Contamination à L’Île-Bizard

Contamination à L’Île-Bizard
Photo: Gracieuseté

Une ferme du chemin du Bord-du-Lac à L’Île-Bizard a été mise à l’amende pour des travaux effectués sans permis et pour malpropreté. Des matériaux contaminés aux hydrocarbures ont été déversés sur son terrain, en août.

Un entrepreneur a notamment livré de la terre afin d’effectuer un remblai pour servir de base à un projet de serres hydroponiques.

«J’avais initialement obtenu une analyse démontrant que les matériaux étaient corrects. Mais le matériel de bonne qualité a été contaminé volontairement ou non par l’entrepreneur. Il a pulvérisé de l’asphalte et l’a mélangé avec le matériel qu’il nous a amenés. Ça a été fait à mon insu», indique l’agronome qui gère la Ferme Bord-du-Lac, Benoit Girard.

Une enquête a été ouverte après que la conseillère d’arrondissement, Suzanne Marceau, ait été alertée par un citoyen qui se plaignait des nombreux camions qui déversaient leur chargement à la ferme située au nord-ouest de l’arrondissement.

«On a constaté qu’il y avait eu un remblai sans permis. Le lendemain, il y a eu des discussions avec le propriétaire, explique le maire d’arrondissement, Normand Marinacci. Les travaux de remblayage ont été arrêtés. Ce n’est pas terminé encore, mais on va suivre ça de très près et méthodiquement.»

Quatre chargements de camion de terre contaminée ont depuis été retirés du site selon M. Girard.

Amendes
Deux constats d’infraction ont été remis. Un premier de 150$ pour les travaux illégaux et un autre de 273$ pour un amoncellement non contaminé, mais considéré comme une nuisance.

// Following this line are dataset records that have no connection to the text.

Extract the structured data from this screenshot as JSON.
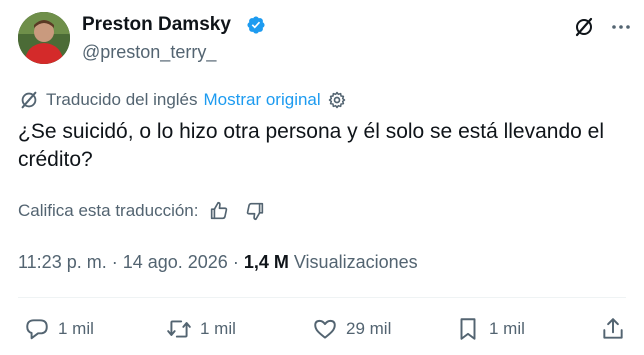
{
  "author": {
    "display_name": "Preston Damsky",
    "handle": "@preston_terry_",
    "verified": true
  },
  "translation": {
    "label": "Traducido del inglés",
    "show_original": "Mostrar original"
  },
  "tweet": {
    "text": "¿Se suicidó, o lo hizo otra persona y él solo se está llevando el crédito?"
  },
  "rate": {
    "label": "Califica esta traducción:"
  },
  "meta": {
    "time": "11:23 p. m.",
    "sep1": " · ",
    "date": "14 ago. 2026",
    "sep2": " · ",
    "views_count": "1,4 M",
    "views_label": "Visualizaciones"
  },
  "actions": {
    "replies": "1 mil",
    "reposts": "1 mil",
    "likes": "29 mil",
    "bookmarks": "1 mil"
  },
  "colors": {
    "accent": "#1d9bf0",
    "secondary_text": "#536471",
    "primary_text": "#0f1419"
  }
}
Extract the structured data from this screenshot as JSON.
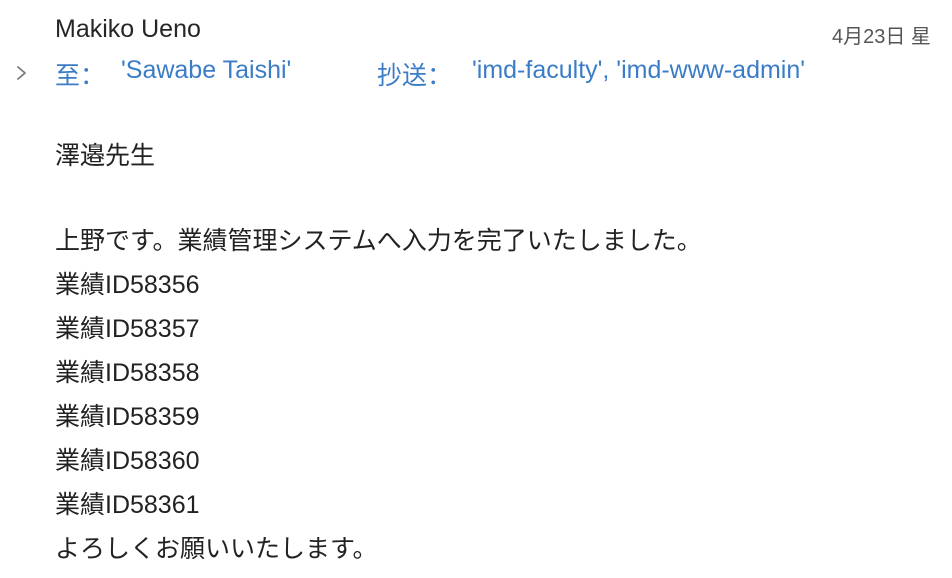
{
  "header": {
    "sender": "Makiko Ueno",
    "date": "4月23日 星",
    "expand_icon": "chevron-right-icon",
    "to_label": "至：",
    "to_value": "'Sawabe Taishi'",
    "cc_label": "抄送：",
    "cc_value": "'imd-faculty', 'imd-www-admin'",
    "link_color": "#3b7cc6"
  },
  "body": {
    "greeting": "澤邉先生",
    "intro": "上野です。業績管理システムへ入力を完了いたしました。",
    "entries": [
      "業績ID58356",
      "業績ID58357",
      "業績ID58358",
      "業績ID58359",
      "業績ID58360",
      "業績ID58361"
    ],
    "closing": "よろしくお願いいたします。"
  }
}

M. Marinacci prévoit revoir la réglementation afin d’augmenter le montant des pénalités prévues pour ce genre d’infractions. Entre temps, la seule conseillère d’Ensemble Montréal au conseil d’arrondissement aurait souhaité une réaction plus musclée dans ce dossier.

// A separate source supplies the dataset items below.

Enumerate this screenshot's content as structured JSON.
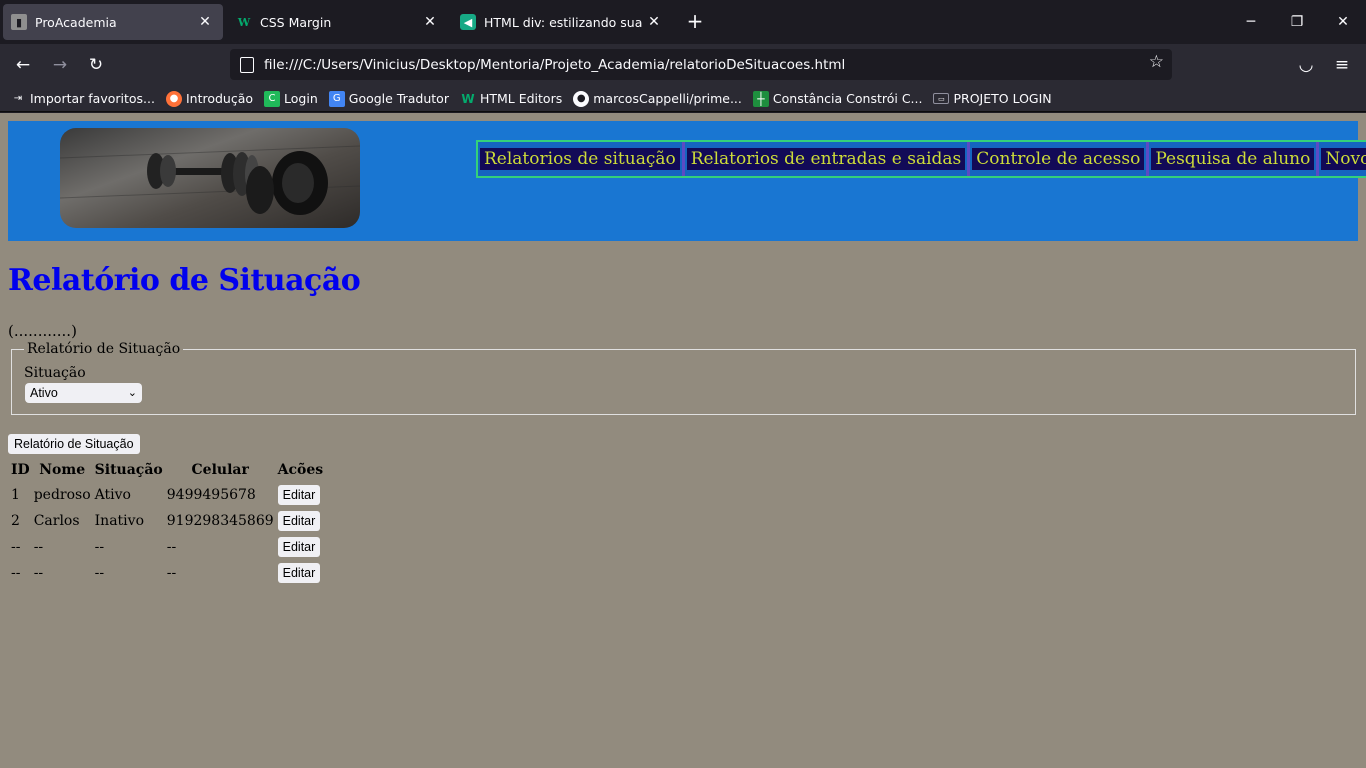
{
  "browser": {
    "tabs": [
      {
        "title": "ProAcademia",
        "active": true
      },
      {
        "title": "CSS Margin",
        "active": false
      },
      {
        "title": "HTML div: estilizando sua págin",
        "active": false
      }
    ],
    "url": "file:///C:/Users/Vinicius/Desktop/Mentoria/Projeto_Academia/relatorioDeSituacoes.html",
    "bookmarks": [
      {
        "label": "Importar favoritos...",
        "icon": "import-icon"
      },
      {
        "label": "Introdução",
        "icon": "firefox-icon"
      },
      {
        "label": "Login",
        "icon": "login-icon"
      },
      {
        "label": "Google Tradutor",
        "icon": "translate-icon"
      },
      {
        "label": "HTML Editors",
        "icon": "w3schools-icon"
      },
      {
        "label": "marcosCappelli/prime...",
        "icon": "github-icon"
      },
      {
        "label": "Constância Constrói C...",
        "icon": "cross-icon"
      },
      {
        "label": "PROJETO LOGIN",
        "icon": "keyboard-icon"
      }
    ]
  },
  "header": {
    "menu": [
      "Relatorios de situação",
      "Relatorios de entradas e saidas",
      "Controle de acesso",
      "Pesquisa de aluno",
      "Novo aluno"
    ]
  },
  "main": {
    "title": "Relatório de Situação",
    "placeholder_text": "(............)",
    "fieldset_legend": "Relatório de Situação",
    "situacao_label": "Situação",
    "situacao_selected": "Ativo",
    "report_button": "Relatório de Situação",
    "table": {
      "headers": [
        "ID",
        "Nome",
        "Situação",
        "Celular",
        "Acões"
      ],
      "rows": [
        [
          "1",
          "pedroso",
          "Ativo",
          "9499495678",
          "Editar"
        ],
        [
          "2",
          "Carlos",
          "Inativo",
          "919298345869",
          "Editar"
        ],
        [
          "--",
          "--",
          "--",
          "--",
          "Editar"
        ],
        [
          "--",
          "--",
          "--",
          "--",
          "Editar"
        ]
      ]
    }
  },
  "colors": {
    "page_bg": "#928b7e",
    "header_bg": "#1976d2",
    "menu_text": "#cddc39",
    "menu_item_bg": "#120a57",
    "title": "#0000ee"
  }
}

«J’aurais voulu qu’on mette les points sur les i et dire que ça, ce n’est pas acceptable. On a plutôt attendu de savoir si c’était contaminé, souligne Mme Marceau. Il aurait fallu agir rapidement en envoyant une mise en demeure pour qu’il remette le terrain dans son état naturel. Là, on ouvre la porte à tout autre déversement illégal qui pourrait se faire un peu partout.»

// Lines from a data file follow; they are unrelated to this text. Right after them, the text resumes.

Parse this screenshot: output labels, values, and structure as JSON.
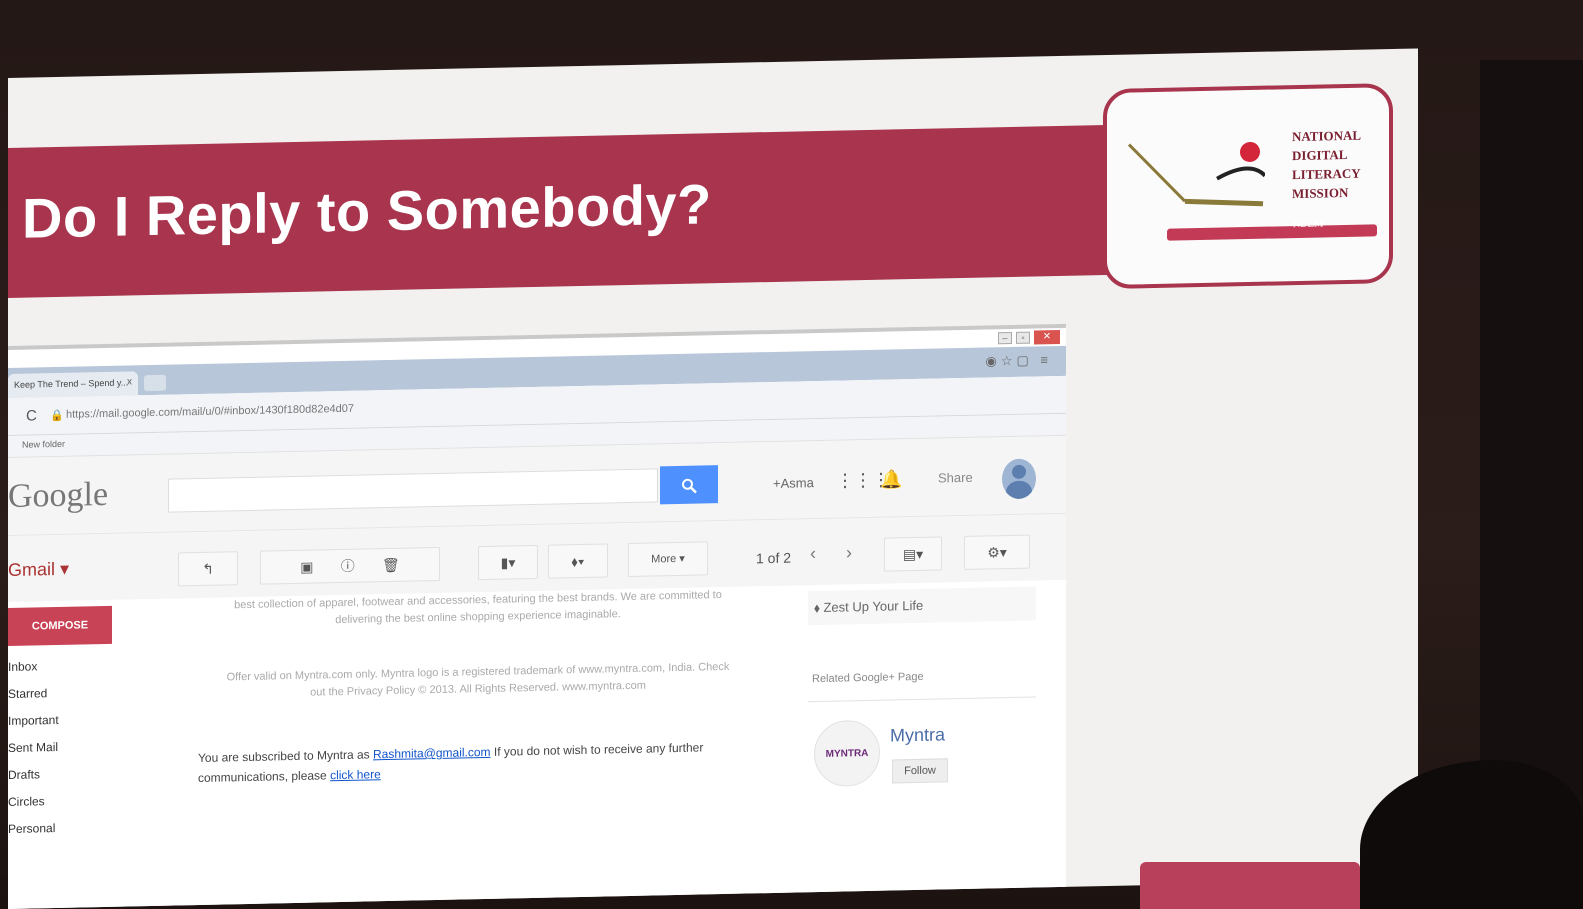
{
  "slide": {
    "title": "Do I Reply to Somebody?",
    "logo_lines": [
      "NATIONAL",
      "DIGITAL",
      "LITERACY",
      "MISSION"
    ],
    "logo_badge": "NDLM"
  },
  "browser": {
    "tab_title": "Keep The Trend – Spend y...",
    "tab_close": "x",
    "url": "https://mail.google.com/mail/u/0/#inbox/1430f180d82e4d07",
    "bookmark": "New folder"
  },
  "google": {
    "logo": "Google",
    "search_button_icon": "search-icon",
    "plus_name": "+Asma",
    "share_label": "Share"
  },
  "toolbar": {
    "gmail_label": "Gmail ▾",
    "reply_icon": "↰",
    "more_label": "More ▾",
    "pager": "1 of 2",
    "prev": "‹",
    "next": "›"
  },
  "sidebar": {
    "compose": "COMPOSE",
    "items": [
      "Inbox",
      "Starred",
      "Important",
      "Sent Mail",
      "Drafts",
      "Circles",
      "Personal"
    ]
  },
  "message": {
    "faded_1": "best collection of apparel, footwear and accessories, featuring the best brands. We are committed to delivering the best online shopping experience imaginable.",
    "faded_2": "Offer valid on Myntra.com only. Myntra logo is a registered trademark of www.myntra.com, India. Check out the Privacy Policy © 2013. All Rights Reserved. www.myntra.com",
    "subscribed_prefix": "You are subscribed to Myntra as",
    "subscribed_email": "Rashmita@gmail.com",
    "subscribed_suffix": "If you do not wish to receive any further communications, please",
    "click_here": "click here"
  },
  "rightpane": {
    "zest": "Zest Up Your Life",
    "related": "Related Google+ Page",
    "brand_logo_text": "MYNTRA",
    "brand_name": "Myntra",
    "follow": "Follow"
  },
  "colors": {
    "banner": "#a8344d",
    "compose": "#c94356",
    "search_button": "#4d90fe"
  }
}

Le ministère de l’Environnement et la Commission de protection du territoire agricole ont également visité les lieux. L’analyse d’échantillons de terre prélevés le 9 septembre démontre qu’il y a eu contamination aux hydrocarbures. Québec a par la suite exigé que la ferme conduise une analyse des sols sur lesquels a été déposé le remblai illégal afin de vérifier s’ils étaient également contaminés.